若說他們崔家上下沒有聯起手來打壓他,他死都不信!
隻是現在他有求於人,便是心裏有再多的不滿也隻得壓製下去。
於是,他悄悄往後腰上掐了一把,頓時眼睛裏便滾出來淚花:“崔閣老,下官知道今日冒昧前來,的確不妥,可是下官實在是沒法子了啊!下官的兒子,現在高燒不止,用了多少藥都沒用,唯有慕氏百草廳那邊回複說他們有一種藥一定有效,但是這個藥隻有您府上的六少夫人才會做。可是六少夫人卻說她身體不適,現在做不出來,還要等她歇上幾日。可是如今人命關天,哪還等的下去?下官內心煎熬得不行,現在隻得來求求崔閣老您幫忙去給六少夫人說說情,求求她趕緊把藥製出來吧!不然,她告知下官藥材,下官自己回去製也行啊!小兒實在拖不起了!”
崔閣老聽到這話都不禁樂了。
你這方太醫到底是上門來求人的還是來告狀的?當著我這個做阿舅的麵告我兒媳婦的狀,也真有你的!
而且,要麼逼人趕緊製藥,要麼朝別人要藥方,這就是你求人的態度嗎?難怪崔蒲一直將他們拒之門外,也難怪崔夫人就讓他在外頭跪著。這個人還真是仗著武惠妃的勢,越發的不懂得分寸了!
崔閣老便道:“原來是這樣?人命關天,的確不能耽擱,我這就叫人去催她一催。”便叫了個小廝去傳話。
小廝很快回來了。“回閣老,小的沒見到六少夫人。六少夫人說她今天身子不舒服,已經睡下了。”

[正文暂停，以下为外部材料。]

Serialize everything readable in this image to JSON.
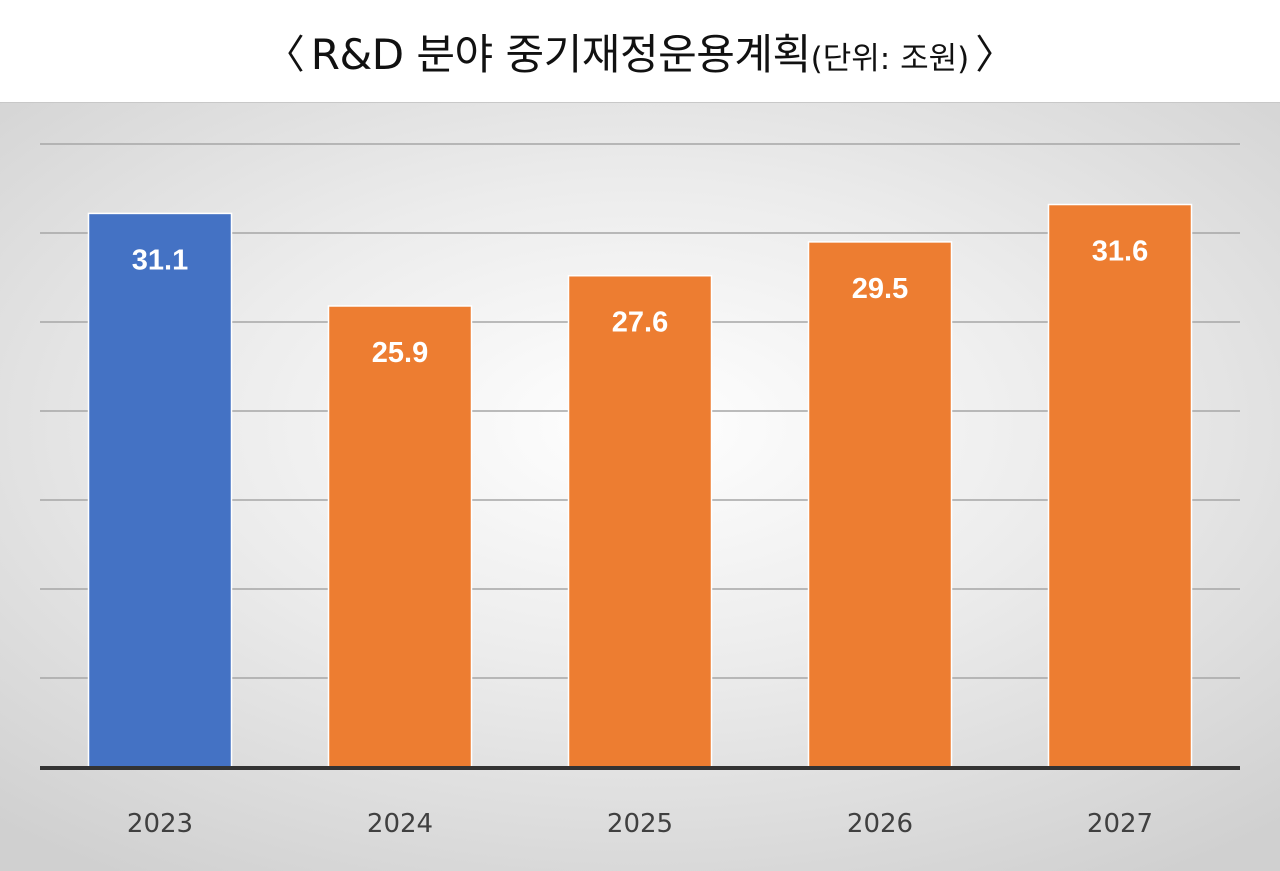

“睡下了?”崔閣老狀似訝異的低呼一聲,“哎,這孩子就是這樣,身子不好,躺著的時間比坐著的時間還長。但每天早上卻還堅持和妯娌一起去阿姑身邊盡孝,這樣一來,她的身體根本就吃不住,每天也就隻能早睡一會,抓緊時間多休息休息了。”
方太醫聽在耳朵裏,心裏快恨死了。
他們分明就是在信口胡說!他暗自大叫。
現在才什麼時候?她怎麼就睡了?分明就是聽說他來了,故意尋個借口不想見他罷了!
但就算慕皎皎是真心的不想見他,他又能如何?難不成他還敢跑過去把人從床上拉起來嗎?
現如今,他所能做的也就隻是苦著一張老臉:“六少夫人身體不適,早點休息是應當的。不過,六郎君呢?難道他也睡了?”
“六郎君倒沒有。隻是他早就出去了,說是去探望盧郎君和王郎君,到現在還沒回來呢!”
方太醫的眼皮抖了抖,知道這是崔蒲在故意向他泄露信息呢!
看來,他今天的計劃失敗了。崔家人根本就不吃他這一套!
萬般無奈之下,他隻得低下頭:“小犬那日不懂事,傷了盧郎君和王郎君,這的確是他的錯。按理說,我們是該去上門賠禮認錯的。隻是因為六郎君和六少夫人已經搶先一步送去了藥,現在長安城上下,誰不知道六少夫人的藥好得很?既然他們已經送過藥了,我們就不好意思再送了。現在算算日子,盧郎君和王郎君的傷應當好得差不多了吧?我們也是該好好去向他們道個歉了。”
這話說得……搞得跟崔蒲和慕皎皎上杆子的去給盧九和王十七看病似的。雖然說,這兩個人還真是上杆子的如此,可是這話從你方太醫嘴裏說出來,那味道就完全不同了。你的意思就像是他們倆搶了你該幹的事情、讓你無事可幹了一般。原本這就是你們該幹的事,不管別人做了什麼,你們打了人,就該主動去賠禮道歉!管他別人做什麼?